Pour déminer le terrain devant l’angoisse du monde rural, le président avait déjà expliqué jeudi à 700 jeunes agriculteurs reçus à l’Élysée qu’il voulait réorganiser l’agriculture en «filières» pour tenter de garantir sa rentabilité, tout en la sortant de sa dépendance aux fonds publics européens.

En 2016, près de 40% des chefs d’exploitation agricole ont perçu un revenu mensuel négatif ou n’excédant pas 360 euros, selon les dernières statistiques officielles.

Macron adopte une poule

Le président français a même profité de sa longue visite au salon de l’agriculture samedi à Paris pour adopter une poule, qui devrait être chargée de lui fournir des oeufs frais à l’Elysée.

Après avoir flatté le museau de «Haute», la vache égérie du salon, soupesé une biquette grise et admiré les innombrables spécialités régionales brandies sur son passage au cours de sa première visite du salon en tant que chef de l’Etat, Emmanuel Macron s’est soudain retrouvé avec une belle poule rousse dans les bras, qu’il a acceptée en souriant.

La poule lui a été offerte devant les caméras par le directeur général des poulets de Loué dans la Sarthe (ouest), Yves de la Fouchardière.
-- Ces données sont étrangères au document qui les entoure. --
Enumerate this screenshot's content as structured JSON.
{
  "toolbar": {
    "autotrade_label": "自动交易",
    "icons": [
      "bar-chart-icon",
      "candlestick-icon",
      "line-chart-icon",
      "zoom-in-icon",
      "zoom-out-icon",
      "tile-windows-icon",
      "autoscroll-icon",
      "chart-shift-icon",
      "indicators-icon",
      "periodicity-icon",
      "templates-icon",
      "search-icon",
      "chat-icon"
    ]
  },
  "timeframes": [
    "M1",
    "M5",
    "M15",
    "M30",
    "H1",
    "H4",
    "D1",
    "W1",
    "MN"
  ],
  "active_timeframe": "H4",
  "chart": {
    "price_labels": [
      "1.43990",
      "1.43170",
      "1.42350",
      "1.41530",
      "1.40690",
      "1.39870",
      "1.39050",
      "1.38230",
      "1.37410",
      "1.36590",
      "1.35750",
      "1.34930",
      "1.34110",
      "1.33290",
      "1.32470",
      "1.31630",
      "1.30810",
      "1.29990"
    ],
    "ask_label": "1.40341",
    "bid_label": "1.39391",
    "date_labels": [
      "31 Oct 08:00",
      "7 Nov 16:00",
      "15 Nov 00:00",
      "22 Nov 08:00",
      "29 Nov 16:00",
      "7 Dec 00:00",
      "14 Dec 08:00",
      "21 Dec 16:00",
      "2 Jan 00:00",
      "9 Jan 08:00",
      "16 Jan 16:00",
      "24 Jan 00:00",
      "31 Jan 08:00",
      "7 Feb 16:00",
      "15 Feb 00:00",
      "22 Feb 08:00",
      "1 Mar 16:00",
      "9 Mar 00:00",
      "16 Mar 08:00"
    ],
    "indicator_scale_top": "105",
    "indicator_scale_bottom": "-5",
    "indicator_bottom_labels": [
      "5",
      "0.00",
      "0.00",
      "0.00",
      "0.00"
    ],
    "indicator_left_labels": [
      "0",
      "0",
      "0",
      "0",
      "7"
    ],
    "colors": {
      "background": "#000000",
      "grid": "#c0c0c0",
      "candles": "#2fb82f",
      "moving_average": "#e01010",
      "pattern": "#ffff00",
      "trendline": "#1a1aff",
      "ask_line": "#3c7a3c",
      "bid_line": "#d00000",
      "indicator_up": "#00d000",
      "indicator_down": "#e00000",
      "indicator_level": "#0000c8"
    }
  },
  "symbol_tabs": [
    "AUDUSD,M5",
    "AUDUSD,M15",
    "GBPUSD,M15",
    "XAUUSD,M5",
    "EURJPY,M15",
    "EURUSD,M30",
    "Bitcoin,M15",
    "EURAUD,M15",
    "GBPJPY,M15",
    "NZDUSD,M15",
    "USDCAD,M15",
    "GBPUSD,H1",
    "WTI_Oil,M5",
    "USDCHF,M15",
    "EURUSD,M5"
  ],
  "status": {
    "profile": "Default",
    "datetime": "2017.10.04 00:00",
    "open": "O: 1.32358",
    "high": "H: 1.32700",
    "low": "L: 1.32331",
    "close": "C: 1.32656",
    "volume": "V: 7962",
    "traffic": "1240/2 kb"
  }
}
Ou comment obtenir une publicité instantanée au cours d’un exercice obligé pour tous les présidents en exercice.

«Je la prends, mais il faut qu’on trouve un système pour la protéger du chien», lui a dit Emmanuel Macron, un brin amusé, évoquant Nemo, le labrador présidentiel, adopté fin août dans un refuge de la Société protectrice des animaux (SPA).

Un récent écho de presse paru dans le journal Le Figaro avait évoqué le souhait de son épouse Brigitte Macron de réaliser un jardin potager à l’Elysée, comme l’avait fait Michelle Obama à la Maison Blanche.

Alors, pourquoi pas avec une poule dans le jardin ?

«C’est très à la mode en ville», souligne Johann Coenne, le commissaire général du salon de l’aviculture de Paris, interrogé par l’AFP. «Mais il faudrait un coq aussi pour équilibrer», a-t-il suggéré.

Le président a avoué que jusqu’à présent «c’est le ministère de l’Intérieur» qui «fournit» les oeufs à l’Elysée. «Ils ont des poules».

«On va faire un poulailler à l’Elysée !», a-t-il dit.